从 URL 收集文章,借助 AI 提取关键见解,并将其存储于 Notion 数据库中。适用于用户发送文章链接(如微信、Twitter、网页)时,自动保存并摘要内容。

SKILL.md
--- frontmatter
name: article-collector
description: Collect articles from URLs, extract key insights using AI, and store them in Notion database. Use when user sends article links (WeChat, Twitter, web pages) to automatically save and summarize content.
metadata: {"clawdbot":{"emoji":"📚"}}

Article Collector

Automatically collect, summarize, and store articles from URLs in a Notion database.

⚠️ Setup Required

Before using this skill, users must complete the setup in README.md:

  1. Create a Notion Integration and save API key to ~/.config/notion/api_key
  2. Create a Notion database with required fields
  3. Configure the database ID in their config

Workflow

When a URL is detected in the message:

  1. Extract URL - Identify article links (http:// or https://)
  2. Fetch Content - Use HTTP requests or MCP browser tools to get article content
  3. Summarize - Use AI to extract key insights (summary + 3-5 key points)
  4. Store - Save to Notion database with structured fields
  5. Confirm - Reply with brief confirmation

Source Detection

  • WeChat: URL contains mp.weixin.qq.com → source: "微信公众号"
  • Twitter/X: URL contains twitter.com or x.com → source: "Twitter"
  • Other: Default to "网页"

Notion Storage

Database Configuration

Database ID should be configured by the user. Check these locations (in order):

  1. skills.entries.article-collector.databaseId in ~/.clawdbot/moltbot.json
  2. User's custom configuration file

To get the database ID from config:

bash
cat ~/.clawdbot/moltbot.json | jq -r '.skills.entries["article-collector"].databaseId'

If database ID is not found, prompt the user to configure it first.

Field Mapping

Required fields in the user's Notion database:

  • 标题 (Title) - Article title
  • 链接 (URL) - Original article URL
  • 来源 (Select) - "微信公众号" / "Twitter" / "网页"
  • 摘要 (Text) - AI-generated summary (200-300 words)
  • 重点 (Text) - Key points (3-5 items, 1-2 sentences each)
  • 收藏日期 (Date) - Current date (ISO format: YYYY-MM-DD)
  • 推送状态 (Checkbox) - false (optional)

API Call Example

bash
# Get credentials from user's config
NOTION_KEY=$(cat ~/.config/notion/api_key)
DB_ID=$(cat ~/.clawdbot/moltbot.json | jq -r '.skills.entries["article-collector"].databaseId')
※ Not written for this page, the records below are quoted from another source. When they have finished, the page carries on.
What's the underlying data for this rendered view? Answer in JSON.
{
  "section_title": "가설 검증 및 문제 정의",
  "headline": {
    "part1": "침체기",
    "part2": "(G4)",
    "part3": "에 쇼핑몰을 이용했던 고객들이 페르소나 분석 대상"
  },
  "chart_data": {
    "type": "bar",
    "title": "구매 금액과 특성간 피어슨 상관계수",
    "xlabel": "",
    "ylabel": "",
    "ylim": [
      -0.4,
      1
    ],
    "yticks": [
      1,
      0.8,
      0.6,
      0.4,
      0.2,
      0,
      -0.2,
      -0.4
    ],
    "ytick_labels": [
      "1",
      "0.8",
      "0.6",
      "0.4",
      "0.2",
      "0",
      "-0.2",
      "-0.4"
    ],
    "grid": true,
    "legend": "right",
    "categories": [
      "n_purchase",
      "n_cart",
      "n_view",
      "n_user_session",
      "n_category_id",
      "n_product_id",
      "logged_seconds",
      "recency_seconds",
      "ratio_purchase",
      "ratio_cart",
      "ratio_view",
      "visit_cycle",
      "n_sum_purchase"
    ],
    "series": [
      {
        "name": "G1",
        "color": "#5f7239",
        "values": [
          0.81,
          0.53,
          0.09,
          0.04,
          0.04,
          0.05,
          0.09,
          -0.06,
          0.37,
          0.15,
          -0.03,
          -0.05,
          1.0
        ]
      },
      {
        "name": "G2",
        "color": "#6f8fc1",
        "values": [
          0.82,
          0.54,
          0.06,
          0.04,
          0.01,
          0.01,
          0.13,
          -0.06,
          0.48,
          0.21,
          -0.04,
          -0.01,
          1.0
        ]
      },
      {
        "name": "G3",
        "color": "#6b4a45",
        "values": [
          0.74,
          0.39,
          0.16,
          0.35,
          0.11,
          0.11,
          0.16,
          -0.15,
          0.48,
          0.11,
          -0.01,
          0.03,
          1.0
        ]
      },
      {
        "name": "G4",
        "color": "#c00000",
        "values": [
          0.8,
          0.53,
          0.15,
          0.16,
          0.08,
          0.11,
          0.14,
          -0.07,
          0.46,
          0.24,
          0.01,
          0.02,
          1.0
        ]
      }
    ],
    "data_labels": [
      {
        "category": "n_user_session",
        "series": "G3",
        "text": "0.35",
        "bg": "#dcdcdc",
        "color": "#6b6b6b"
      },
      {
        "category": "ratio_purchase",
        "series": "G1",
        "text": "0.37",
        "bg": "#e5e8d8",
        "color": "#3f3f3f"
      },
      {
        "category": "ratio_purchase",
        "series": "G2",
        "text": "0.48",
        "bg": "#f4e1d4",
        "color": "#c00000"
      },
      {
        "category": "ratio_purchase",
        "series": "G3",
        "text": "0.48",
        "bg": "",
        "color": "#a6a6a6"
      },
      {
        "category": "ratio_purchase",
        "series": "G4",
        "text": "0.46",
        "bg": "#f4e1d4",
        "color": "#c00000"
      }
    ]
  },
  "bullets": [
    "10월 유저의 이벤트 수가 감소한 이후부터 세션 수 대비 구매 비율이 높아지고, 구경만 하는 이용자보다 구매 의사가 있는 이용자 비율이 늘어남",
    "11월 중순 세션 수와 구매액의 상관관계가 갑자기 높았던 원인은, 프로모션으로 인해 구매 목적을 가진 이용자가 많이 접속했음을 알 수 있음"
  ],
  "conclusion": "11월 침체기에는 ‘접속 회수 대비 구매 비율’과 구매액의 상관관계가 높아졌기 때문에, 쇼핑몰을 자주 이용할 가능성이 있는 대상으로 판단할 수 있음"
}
# Format database ID (add dashes if needed)
# 32-char ID → 8-4-4-4-12 format
DB_ID_FORMATTED="${DB_ID:0:8}-${DB_ID:8:4}-${DB_ID:12:4}-${DB_ID:16:4}-${DB_ID:20:12}"

curl -X POST "https://api.notion.com/v1/pages" \
  -H "Authorization: Bearer $NOTION_KEY" \
  -H "Notion-Version: 2022-06-28" \
  -H "Content-Type: application/json" \
  -d '{
    "parent": {"database_id": "'"$DB_ID_FORMATTED"'"},
    "properties": {
      "标题": {"title": [{"text": {"content": "Article Title"}}]},
      "链接": {"url": "https://example.com/article"},
      "来源": {"select": {"name": "网页"}},
      "摘要": {"rich_text": [{"text": {"content": "Summary text..."}}]},
      "重点": {"rich_text": [{"text": {"content": "1. Point one\n2. Point two"}}]},
      "收藏日期": {"date": {"start": "2026-01-27"}}
    }
  }'

Content Extraction

Fetching

  • Use HTTP requests for simple pages
  • Use MCP browser tools for JavaScript-rendered content
  • Extract main content, remove ads/navigation

Summarization

Use AI with this prompt:

code
请提炼以下文章的核心内容:
1. 生成 200-300 字的摘要
2. 提取 3-5 条核心观点(每条 1-2 句话)
3. 如有重要数据或事实,单独列出

文章内容:[article content]

Error Handling

  • Missing config: Prompt user to complete setup (see README.md)
  • Fetch failure: Ask user if they want to input manually
  • Storage failure: Check API key and database ID, retry, inform user of specific error

Response

Keep it concise:

  • "已保存到收藏库 ✓"
  • Optionally show title and 1-2 key points